Monday, December 21, 2020

Is this what it is coming to?

So basically six people from the same extended family got together for dinner and the world explodes? Perhaps we looking at this the wrong way?

If Birx felt that meeting with her family was dangerous, then she wouldn't have done it.

Look, I get that there is some hypocrisy going on here. Apparently the guidelines is that you can only have dinner with one other household and apparently the fact that the grandchildren no longer live with the daughter and son-in-law is what makes this a violation. I get that this shows an amazing amount of do as I say, not as I do attitude. 

But that is not what bugs me the most about this. 

What we really should be looking at isn't that Birx didn't follow her own guidelines as much as we should wonder why "anyone" should follow these guidelines. Because let's be honest, if Birx felt strongly that these restriction were necessary for personal and community safety, then she would have followed the guidance as a matter of fundamental choice. She would have truly believed that it was dangerous to the people she loves the most and not participated over that fear.

But the reality is that she didn't personally fear for the health and safety of her family and she didn't personally feel that the restrictions were something that was medically necessary to secure the health of herself and family. She met with her family, because as a epidemiologist working closely on the Covid task force with pretty much all the information at her fingertips, she didn't feel it necessary to stay in the isolation and resist seeing her family. 

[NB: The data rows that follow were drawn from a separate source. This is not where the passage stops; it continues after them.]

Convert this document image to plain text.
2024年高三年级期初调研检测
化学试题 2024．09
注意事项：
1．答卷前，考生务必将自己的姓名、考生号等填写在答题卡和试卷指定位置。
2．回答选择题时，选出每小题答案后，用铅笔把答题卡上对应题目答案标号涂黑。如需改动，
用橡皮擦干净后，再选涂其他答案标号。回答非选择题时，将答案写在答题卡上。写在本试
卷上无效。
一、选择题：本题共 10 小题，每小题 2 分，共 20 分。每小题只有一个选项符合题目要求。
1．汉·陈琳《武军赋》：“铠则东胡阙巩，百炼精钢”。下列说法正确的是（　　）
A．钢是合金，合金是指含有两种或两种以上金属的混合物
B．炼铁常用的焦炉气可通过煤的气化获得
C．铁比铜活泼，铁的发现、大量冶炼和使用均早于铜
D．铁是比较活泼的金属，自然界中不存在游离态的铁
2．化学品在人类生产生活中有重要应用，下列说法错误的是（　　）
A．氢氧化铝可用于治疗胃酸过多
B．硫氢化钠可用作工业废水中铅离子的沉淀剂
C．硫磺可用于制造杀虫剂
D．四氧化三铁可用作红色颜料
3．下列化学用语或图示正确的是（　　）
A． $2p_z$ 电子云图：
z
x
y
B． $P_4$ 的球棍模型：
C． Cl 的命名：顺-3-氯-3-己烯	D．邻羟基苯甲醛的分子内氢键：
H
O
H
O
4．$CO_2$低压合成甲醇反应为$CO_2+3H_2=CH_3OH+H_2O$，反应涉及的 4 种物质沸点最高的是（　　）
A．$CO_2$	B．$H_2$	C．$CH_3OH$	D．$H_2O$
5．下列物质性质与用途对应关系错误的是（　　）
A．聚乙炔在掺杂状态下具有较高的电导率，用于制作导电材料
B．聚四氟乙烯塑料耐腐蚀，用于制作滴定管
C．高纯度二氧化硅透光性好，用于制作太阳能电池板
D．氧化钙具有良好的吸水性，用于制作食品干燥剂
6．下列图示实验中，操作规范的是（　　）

She didn't follow the task force recommendations, not because she is a hypocrite, but because she doesn't believe in them. She literally doesn't feel that the restrictions that she pushes are fundamentally necessary, and she proved that by her actions. The actions that should be questioned are not that she met with her family. The actions that should be questioned is why she is spreading fake guidelines to the rest of the country. 
  

3 comments:

Anonymous said...


i agree for the most part, but i would argue that the hypocrisy DOES matter. why the fuck are any of us following their public guidelines if they're privately ignoring them?

let's drop the charade, publicly adopt the guidelines of the Great Barrington Declaration, and get back to normal. that would help far more than another $900 BILLION handout.

we're 10 months into a 2 week flatten the curve shutdown. it's time for open revolt - with the hypocrisy of our 'expert leaders' as our guide.


Anonymous said...



Years from now, when we walk past the graves of the restaurants, shops, and gyms that didn’t make it, will we ask ourselves how we let this happen? Or will we have accepted that we laid down our liberties one day to flatten a curve and never fought to get them back?

https://www.washingtonexaminer.com/opinion/livelihoods-and-liberty-left-in-the-lurch


read the whole thing.



Honest, decent, truthful Rev. said...

In years to come, as we walk past the graves of loved ones we lost to this pandemic, will we wish that we had been blessed with having a President who possessed the sense and sensitivity to be honest about what our nation really was facing (especially as soon as he himself knew it), and had vigorously advocated, rather than downplayed, stricter methods of mitigation?